Si la division des plans de la poitrine dans le personnage purement humain rappelle un des plus beaux monumens de l’école attique, l’ensemble de la composition, par sa naïveté, par son énergie sauvage, nous reporte vers les marbres d’Égine, placés aujourd’hui dans le musée de Munich, et trop peu connus chez nous, bien que nous en possédions la série complète. Les fragmens moulés très fidèlement sur les originaux de Munich sont si mal disposés pour l’étude, que les sculpteurs les consultent rarement. Or, les marbres d’Égine, très inférieurs aux marbres d’Athènes sous le rapport de l’exécution, soutiennent glorieusement la comparaison sous le rapport de l’expression.
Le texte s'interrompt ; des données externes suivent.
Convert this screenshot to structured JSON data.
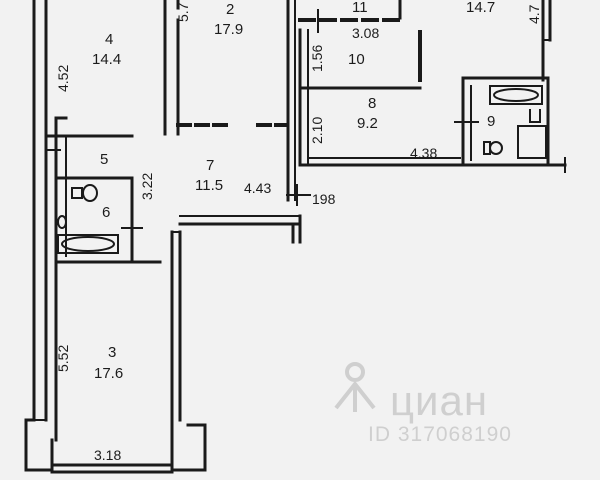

Tous ceux qui les ont vus soit à Munich, soit à Rome, dans le palais de Saint-Jean de Latran, où la collection complète est si admirablement éclairée, savent à quoi s’en tenir sur la valeur expressive de ces figures. Le Thésée de M. Barye, plus savant et plus pur que les marbres d’Égine, réveille pourtant dans notre esprit le souvenir de ces œuvres naïves. Je me hâte d’ajouter que le statuaire français n’a copié dans son groupe de Thésée aucun des combattans qui décoraient le temple d’Égine ; il s’est adressé tour à tour aux plus grandes écoles pour recueillir leurs conseils, et non pour abdiquer l’indépendance de sa pensée.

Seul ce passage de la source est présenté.